Enhanced statistical analysis of nonlinear processes using KPCA, KICA and SVM

Abstract

In this paper, some drawbacks of original kernel independent component analysis (KICA) and support vector machine (SVM) algorithms are analyzed for the purpose of multivariate statistical process monitoring (MSPM). When the measured variables follow non-Gaussian distribution, KICA provides more meaningful knowledge by extracting higher-order statistics compared with PCA and kernel principal component analysis (KPCA). However, in real industrial processes, process variables are complex and are not absolutely Gaussian or non-Gaussian distributed. Any single technique is not sufficient to extract the hidden information. Hence, both KICA (non-Gaussion part) and KPCA (Gaussion part) are used for fault detection in this paper, which combine the advantages of KPCA and KICA to develop a nonlinear dynamic approach to detect fault online compared to other nonlinear approaches.
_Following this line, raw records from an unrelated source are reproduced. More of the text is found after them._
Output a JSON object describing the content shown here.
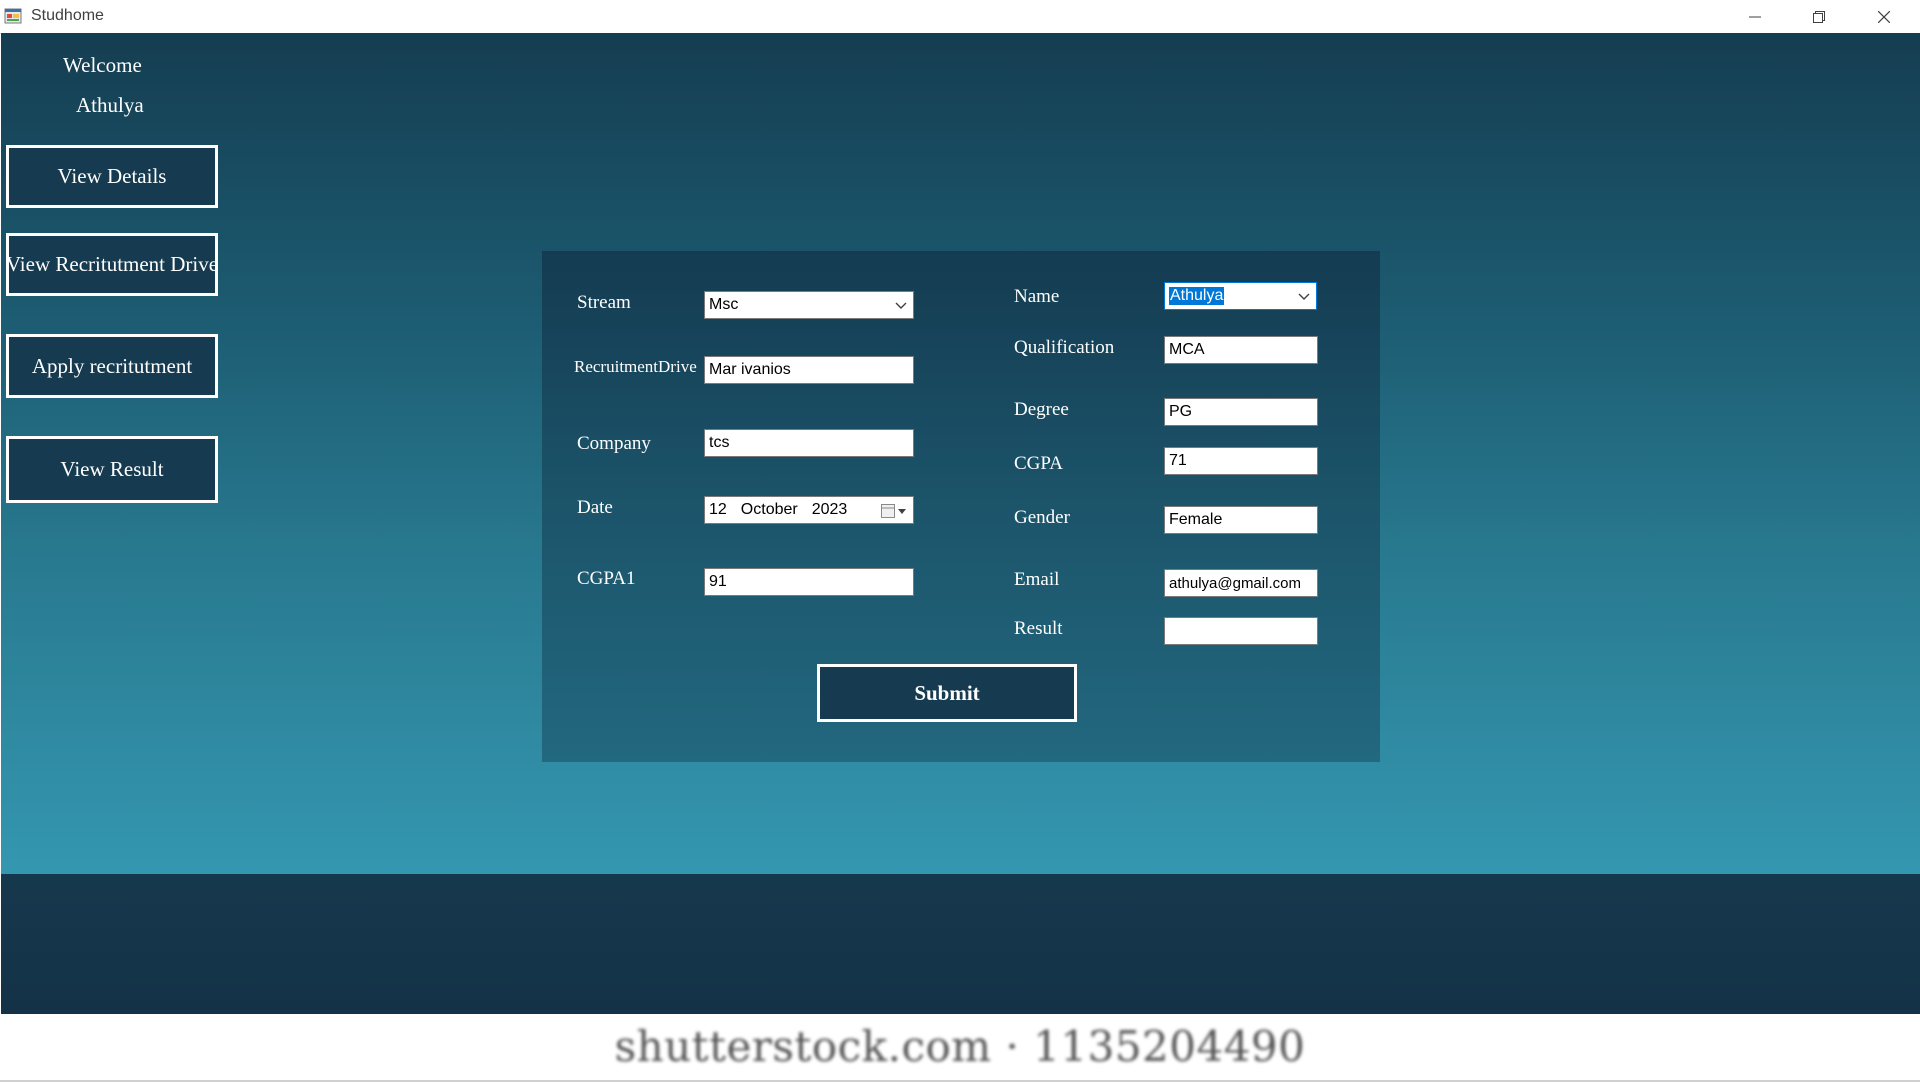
{
  "window": {
    "title": "Studhome"
  },
  "sidebar": {
    "welcome": "Welcome",
    "username": "Athulya",
    "buttons": [
      {
        "label": "View Details"
      },
      {
        "label": "View Recritutment Drive"
      },
      {
        "label": "Apply recritutment"
      },
      {
        "label": "View Result"
      }
    ]
  },
  "form": {
    "stream": {
      "label": "Stream",
      "value": "Msc"
    },
    "drive": {
      "label": "RecruitmentDrive",
      "value": "Mar ivanios"
    },
    "company": {
      "label": "Company",
      "value": "tcs"
    },
    "date": {
      "label": "Date",
      "day": "12",
      "month": "October",
      "year": "2023"
    },
    "cgpa1": {
      "label": "CGPA1",
      "value": "91"
    },
    "name": {
      "label": "Name",
      "value": "Athulya"
    },
    "qualification": {
      "label": "Qualification",
      "value": "MCA"
    },
    "degree": {
      "label": "Degree",
      "value": "PG"
    },
    "cgpa": {
      "label": "CGPA",
      "value": "71"
    },
    "gender": {
      "label": "Gender",
      "value": "Female"
    },
    "email": {
      "label": "Email",
      "value": "athulya@gmail.com"
    },
    "result": {
      "label": "Result",
      "value": ""
    },
    "submit_label": "Submit"
  },
  "watermark": {
    "text": "shutterstock.com · 1135204490"
  },
  "colors": {
    "button_bg": "#163a4f",
    "selection": "#0078d7"
  }
}
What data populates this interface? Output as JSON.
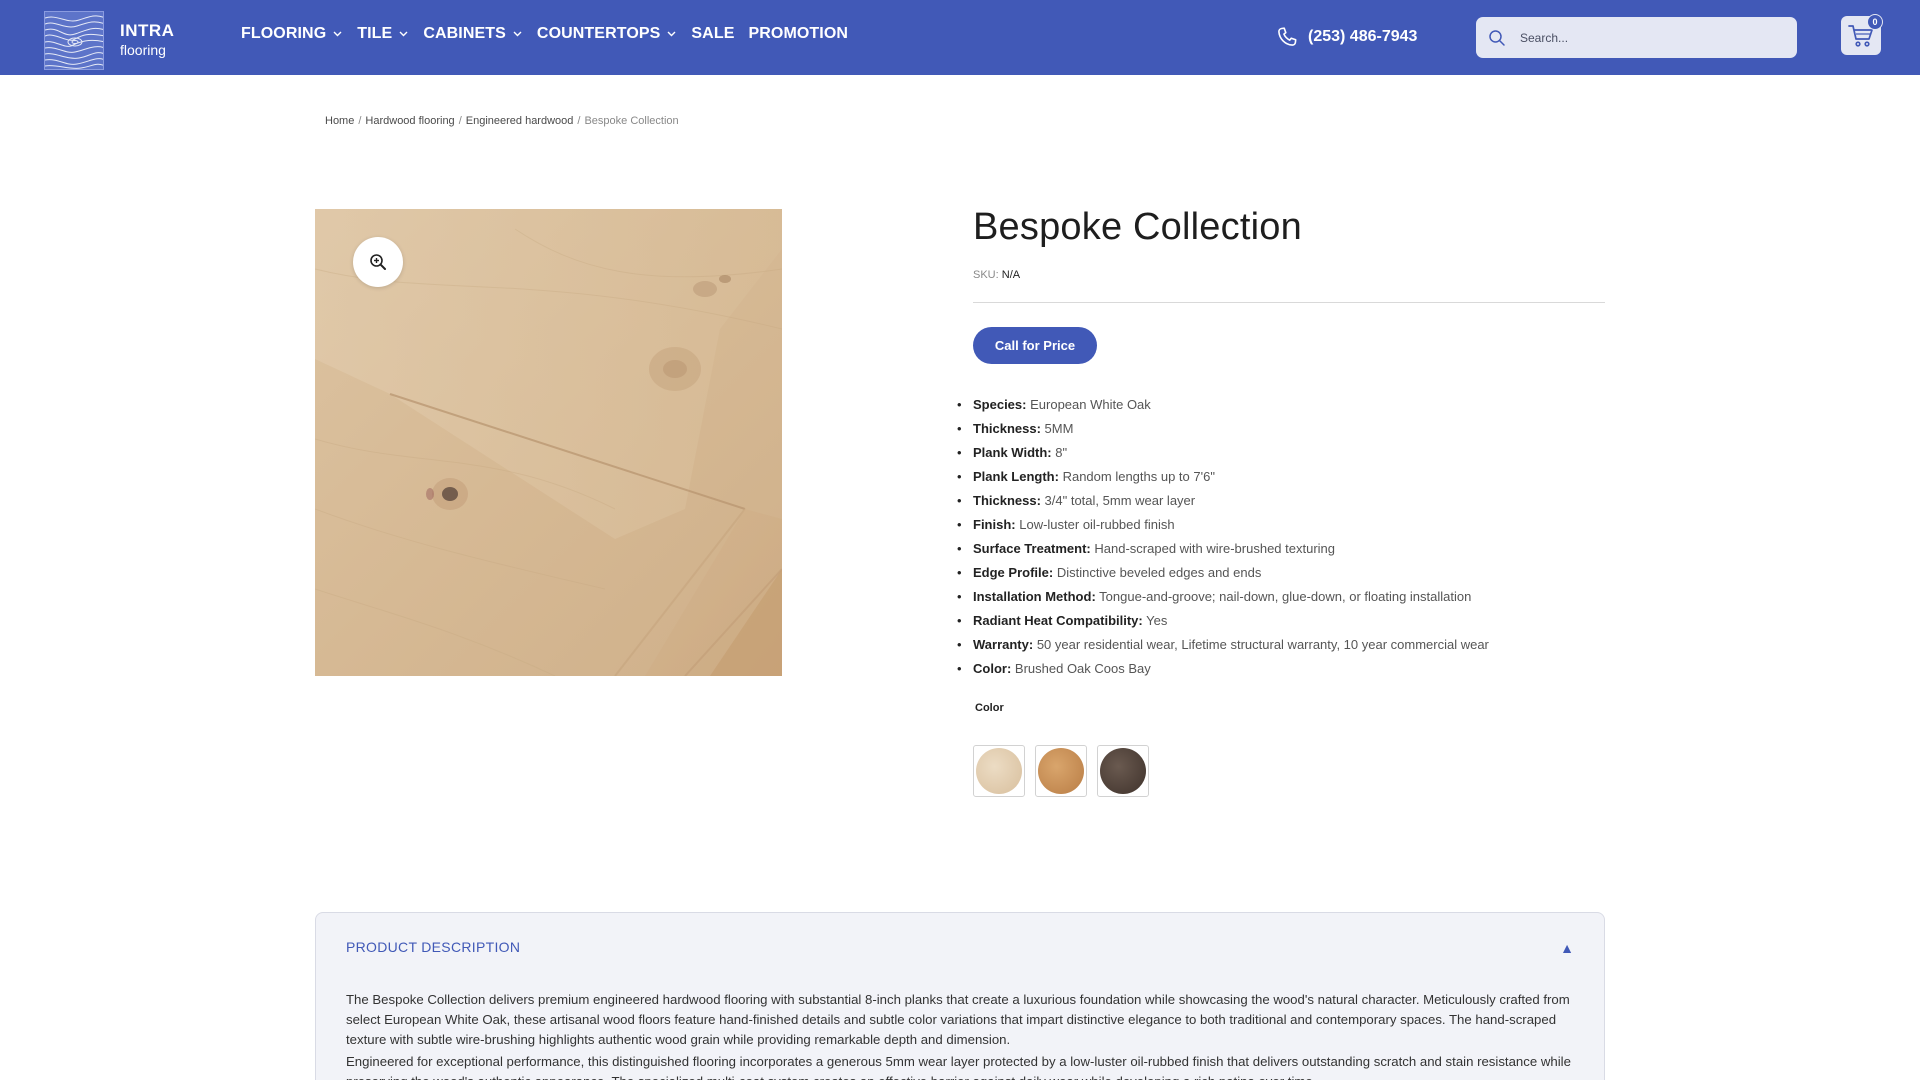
{
  "header": {
    "brand": "INTRA",
    "brand_sub": "flooring",
    "nav": [
      {
        "label": "FLOORING",
        "dropdown": true
      },
      {
        "label": "TILE",
        "dropdown": true
      },
      {
        "label": "CABINETS",
        "dropdown": true
      },
      {
        "label": "COUNTERTOPS",
        "dropdown": true
      },
      {
        "label": "SALE",
        "dropdown": false
      },
      {
        "label": "PROMOTION",
        "dropdown": false
      }
    ],
    "phone": "(253) 486-7943",
    "search_placeholder": "Search...",
    "cart_count": "0",
    "bg_color": "#4159b7"
  },
  "breadcrumb": {
    "home": "Home",
    "level1": "Hardwood flooring",
    "level2": "Engineered hardwood",
    "current": "Bespoke Collection",
    "sep": "/"
  },
  "product": {
    "title": "Bespoke Collection",
    "sku_label": "SKU:",
    "sku_value": "N/A",
    "price_button": "Call for Price",
    "specs": [
      {
        "k": "Species:",
        "v": "European White Oak"
      },
      {
        "k": "Thickness:",
        "v": "5MM"
      },
      {
        "k": "Plank Width:",
        "v": "8\""
      },
      {
        "k": "Plank Length:",
        "v": "Random lengths up to 7'6\""
      },
      {
        "k": "Thickness:",
        "v": "3/4\" total, 5mm wear layer"
      },
      {
        "k": "Finish:",
        "v": "Low-luster oil-rubbed finish"
      },
      {
        "k": "Surface Treatment:",
        "v": "Hand-scraped with wire-brushed texturing"
      },
      {
        "k": "Edge Profile:",
        "v": "Distinctive beveled edges and ends"
      },
      {
        "k": "Installation Method:",
        "v": "Tongue-and-groove; nail-down, glue-down, or floating installation"
      },
      {
        "k": "Radiant Heat Compatibility:",
        "v": "Yes"
      },
      {
        "k": "Warranty:",
        "v": "50 year residential wear, Lifetime structural warranty, 10 year commercial wear"
      },
      {
        "k": "Color:",
        "v": "Brushed Oak Coos Bay"
      }
    ],
    "color_label": "Color",
    "swatch_colors": [
      "#e4d1b5",
      "#c98f55",
      "#4f4038"
    ]
  },
  "description": {
    "heading": "PRODUCT DESCRIPTION",
    "toggle": "▲",
    "p1": "The Bespoke Collection delivers premium engineered hardwood flooring with substantial 8-inch planks that create a luxurious foundation while showcasing the wood's natural character. Meticulously crafted from select European White Oak, these artisanal wood floors feature hand-finished details and subtle color variations that impart distinctive elegance to both traditional and contemporary spaces. The hand-scraped texture with subtle wire-brushing highlights authentic wood grain while providing remarkable depth and dimension.",
    "p2": "Engineered for exceptional performance, this distinguished flooring incorporates a generous 5mm wear layer protected by a low-luster oil-rubbed finish that delivers outstanding scratch and stain resistance while preserving the wood's authentic appearance. The specialized multi-coat system creates an effective barrier against daily wear while developing a rich patina over time."
  }
}
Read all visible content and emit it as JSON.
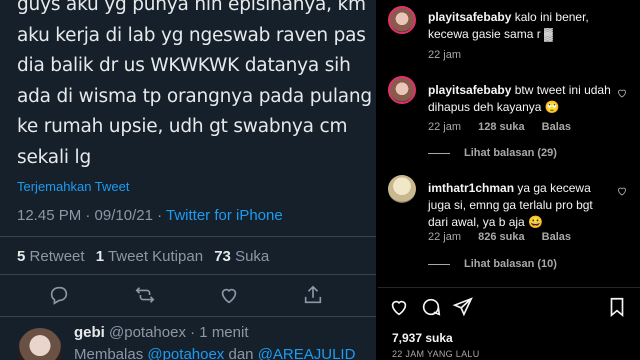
{
  "tweet": {
    "text_lines": [
      "guys aku yg punya nih episinanya, km",
      "aku kerja di lab yg ngeswab raven pas",
      "dia balik dr us WKWKWK datanya sih",
      "ada di wisma tp orangnya pada pulang",
      "ke rumah upsie, udh gt swabnya cm",
      "sekali lg"
    ],
    "translate_label": "Terjemahkan Tweet",
    "time": "12.45 PM · 09/10/21 · ",
    "client": "Twitter for iPhone",
    "stats": [
      {
        "count": "5",
        "label": "Retweet"
      },
      {
        "count": "1",
        "label": "Tweet Kutipan"
      },
      {
        "count": "73",
        "label": "Suka"
      }
    ],
    "actions": [
      "reply-icon",
      "retweet-icon",
      "like-icon",
      "share-icon"
    ],
    "reply": {
      "name": "gebi",
      "handle": "@potahoex",
      "age": "· 1 menit",
      "prefix": "Membalas ",
      "mention_1": "@potahoex",
      "joiner": " dan ",
      "mention_2": "@AREAJULID"
    }
  },
  "instagram": {
    "comments": [
      {
        "user": "playitsafebaby",
        "text": "kalo ini bener, kecewa gasie sama r ▓",
        "time": "22 jam",
        "likes": "",
        "reply_label": "",
        "view_replies": ""
      },
      {
        "user": "playitsafebaby",
        "text": "btw tweet ini udah dihapus deh kayanya 🙄",
        "time": "22 jam",
        "likes": "128 suka",
        "reply_label": "Balas",
        "view_replies": "Lihat balasan (29)"
      },
      {
        "user": "imthatr1chman",
        "text": "ya ga kecewa juga si, emng ga terlalu pro bgt dari awal, ya b aja 😀",
        "time": "22 jam",
        "likes": "826 suka",
        "reply_label": "Balas",
        "view_replies": "Lihat balasan (10)"
      }
    ],
    "actions": [
      "heart-icon",
      "comment-icon",
      "send-icon",
      "bookmark-icon"
    ],
    "likes_total": "7,937 suka",
    "posted": "22 JAM YANG LALU"
  }
}
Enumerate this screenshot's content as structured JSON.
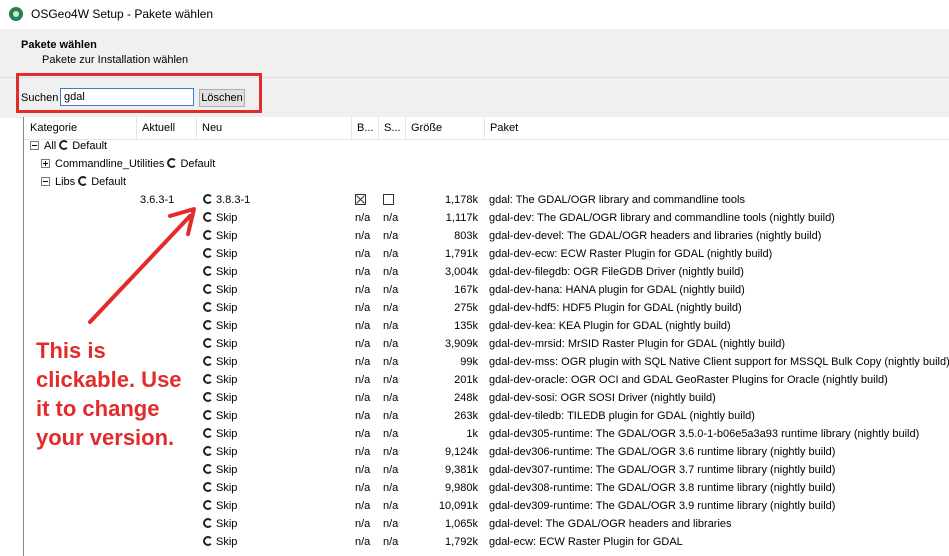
{
  "window": {
    "title": "OSGeo4W Setup - Pakete wählen"
  },
  "header": {
    "title": "Pakete wählen",
    "subtitle": "Pakete zur Installation wählen"
  },
  "search": {
    "label": "Suchen",
    "value": "gdal",
    "clear_label": "Löschen"
  },
  "columns": [
    "Kategorie",
    "Aktuell",
    "Neu",
    "B...",
    "S...",
    "Größe",
    "Paket"
  ],
  "tree": {
    "all": "All",
    "all_mode": "Default",
    "commandline": "Commandline_Utilities",
    "commandline_mode": "Default",
    "libs": "Libs",
    "libs_mode": "Default"
  },
  "packages": [
    {
      "current": "3.6.3-1",
      "new": "3.8.3-1",
      "b": "checked",
      "s": "unchecked",
      "size": "1,178k",
      "name": "gdal: The GDAL/OGR library and commandline tools"
    },
    {
      "current": "",
      "new": "Skip",
      "b": "n/a",
      "s": "n/a",
      "size": "1,117k",
      "name": "gdal-dev: The GDAL/OGR library and commandline tools (nightly build)"
    },
    {
      "current": "",
      "new": "Skip",
      "b": "n/a",
      "s": "n/a",
      "size": "803k",
      "name": "gdal-dev-devel: The GDAL/OGR headers and libraries (nightly build)"
    },
    {
      "current": "",
      "new": "Skip",
      "b": "n/a",
      "s": "n/a",
      "size": "1,791k",
      "name": "gdal-dev-ecw: ECW Raster Plugin for GDAL (nightly build)"
    },
    {
      "current": "",
      "new": "Skip",
      "b": "n/a",
      "s": "n/a",
      "size": "3,004k",
      "name": "gdal-dev-filegdb: OGR FileGDB Driver (nightly build)"
    },
    {
      "current": "",
      "new": "Skip",
      "b": "n/a",
      "s": "n/a",
      "size": "167k",
      "name": "gdal-dev-hana: HANA plugin for GDAL (nightly build)"
    },
    {
      "current": "",
      "new": "Skip",
      "b": "n/a",
      "s": "n/a",
      "size": "275k",
      "name": "gdal-dev-hdf5: HDF5 Plugin for GDAL (nightly build)"
    },
    {
      "current": "",
      "new": "Skip",
      "b": "n/a",
      "s": "n/a",
      "size": "135k",
      "name": "gdal-dev-kea: KEA Plugin for GDAL (nightly build)"
    },
    {
      "current": "",
      "new": "Skip",
      "b": "n/a",
      "s": "n/a",
      "size": "3,909k",
      "name": "gdal-dev-mrsid: MrSID Raster Plugin for GDAL (nightly build)"
    },
    {
      "current": "",
      "new": "Skip",
      "b": "n/a",
      "s": "n/a",
      "size": "99k",
      "name": "gdal-dev-mss: OGR plugin with SQL Native Client support for MSSQL Bulk Copy (nightly build)"
    },
    {
      "current": "",
      "new": "Skip",
      "b": "n/a",
      "s": "n/a",
      "size": "201k",
      "name": "gdal-dev-oracle: OGR OCI and GDAL GeoRaster Plugins for Oracle (nightly build)"
    },
    {
      "current": "",
      "new": "Skip",
      "b": "n/a",
      "s": "n/a",
      "size": "248k",
      "name": "gdal-dev-sosi: OGR SOSI Driver (nightly build)"
    },
    {
      "current": "",
      "new": "Skip",
      "b": "n/a",
      "s": "n/a",
      "size": "263k",
      "name": "gdal-dev-tiledb: TILEDB plugin for GDAL (nightly build)"
    },
    {
      "current": "",
      "new": "Skip",
      "b": "n/a",
      "s": "n/a",
      "size": "1k",
      "name": "gdal-dev305-runtime: The GDAL/OGR 3.5.0-1-b06e5a3a93 runtime library (nightly build)"
    },
    {
      "current": "",
      "new": "Skip",
      "b": "n/a",
      "s": "n/a",
      "size": "9,124k",
      "name": "gdal-dev306-runtime: The GDAL/OGR 3.6 runtime library (nightly build)"
    },
    {
      "current": "",
      "new": "Skip",
      "b": "n/a",
      "s": "n/a",
      "size": "9,381k",
      "name": "gdal-dev307-runtime: The GDAL/OGR 3.7 runtime library (nightly build)"
    },
    {
      "current": "",
      "new": "Skip",
      "b": "n/a",
      "s": "n/a",
      "size": "9,980k",
      "name": "gdal-dev308-runtime: The GDAL/OGR 3.8 runtime library (nightly build)"
    },
    {
      "current": "",
      "new": "Skip",
      "b": "n/a",
      "s": "n/a",
      "size": "10,091k",
      "name": "gdal-dev309-runtime: The GDAL/OGR 3.9 runtime library (nightly build)"
    },
    {
      "current": "",
      "new": "Skip",
      "b": "n/a",
      "s": "n/a",
      "size": "1,065k",
      "name": "gdal-devel: The GDAL/OGR headers and libraries"
    },
    {
      "current": "",
      "new": "Skip",
      "b": "n/a",
      "s": "n/a",
      "size": "1,792k",
      "name": "gdal-ecw: ECW Raster Plugin for GDAL"
    }
  ],
  "annotation": {
    "text": "This is\nclickable. Use\nit to change\nyour version.",
    "color": "#e32b2b"
  }
}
Because SVM is available for classifying faults, it is used to diagnose fault in this paper. For above mentioned kernel methods, the calculation of eigenvectors and support vectors will be time consuming when the sample number becomes large. Hence, some dissimilar data are analyzed in the input and feature space. The proposed approach is applied to the fault detection and diagnosis in the Tennessee Eastman process. Application of the proposed approach indicates that proposed method effectively captures the nonlinear dynamics in the process variables.